Сахарное свечение (сборник) - Рубина Дина Ильинична. Страница 12
Эта подпольная деятельность, о которой вполголоса говорили взрослые, представлялась мне чем-то вроде копошения гномов в темноте под землей. Время от времени кто-то из них неосторожно высовывался, и дракон с сакральным – судя по затаенному ужасу, с каким произносили его, – именем ОБЭХЭЭСЭС изрыгал огонь на бедного цеховика… В зависимости от величины взятки жертву, обреченную на заклание, удавалось выкупить или, по крайней мере, скостить срок отсидки.
Помню обрывок странного разговора, услышанного мною в трамвае в детстве:
– …а что Зяма?! Он отбыл свою пятеру и пошел опять класть голову на плаху…
И я, придурковатое дитя арбузных рядов, запроданная Александру Дюма с потрохами, уплаканная до соплей над участью Марии-Антуанетты, при этих словах бог весть что себе вообразила!
Так вот, Берта.
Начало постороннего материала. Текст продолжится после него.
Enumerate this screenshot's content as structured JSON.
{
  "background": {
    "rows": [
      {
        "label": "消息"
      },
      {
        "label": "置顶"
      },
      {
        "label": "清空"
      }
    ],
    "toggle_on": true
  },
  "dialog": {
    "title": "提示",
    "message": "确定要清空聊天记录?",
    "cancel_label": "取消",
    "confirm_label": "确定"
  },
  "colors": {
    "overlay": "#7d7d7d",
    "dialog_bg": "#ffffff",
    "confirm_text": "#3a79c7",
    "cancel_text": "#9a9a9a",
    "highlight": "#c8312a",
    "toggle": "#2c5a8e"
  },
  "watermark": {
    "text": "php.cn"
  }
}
Она ставила производство.
Много лет спустя, в последний свой приезд на родину, о тете Берте мы вспоминали со стареньким отцом моей подруги. Он сидел в кресле на террасе своего дома, построенного когда-то на прибыль с тех же гребешков, или подушек, или еще какого-нибудь подпольного товара, уже не в силах подняться мне навстречу, дробно кивая каждому своему слову, будто заигрывал с Паркинсоном, что оставлял ему все меньше свободы жестов.
– О, Берта Па-а-а-вловна! – подняв трясущийся палец, говорил бывший цеховик. – Это была светлейшая голова-а! Она с ходу тебе называла суммы вложения, оборот, проценты… Она тебе всю карту дела выкладывала. А под рукой ни карандаша, ни листочка, ни, упаси боже, деревянных счетов. Разве сравнить с этими современными пустозвонами с ихними электронными считалками? Нет: Ротшильд! Морган! Рокфэллер! – вот кем она стала бы в другое время и в другой стране… – Трясущейся рукой старик достал конфету из вазочки, стал неловко разворачивать и уронил в чай.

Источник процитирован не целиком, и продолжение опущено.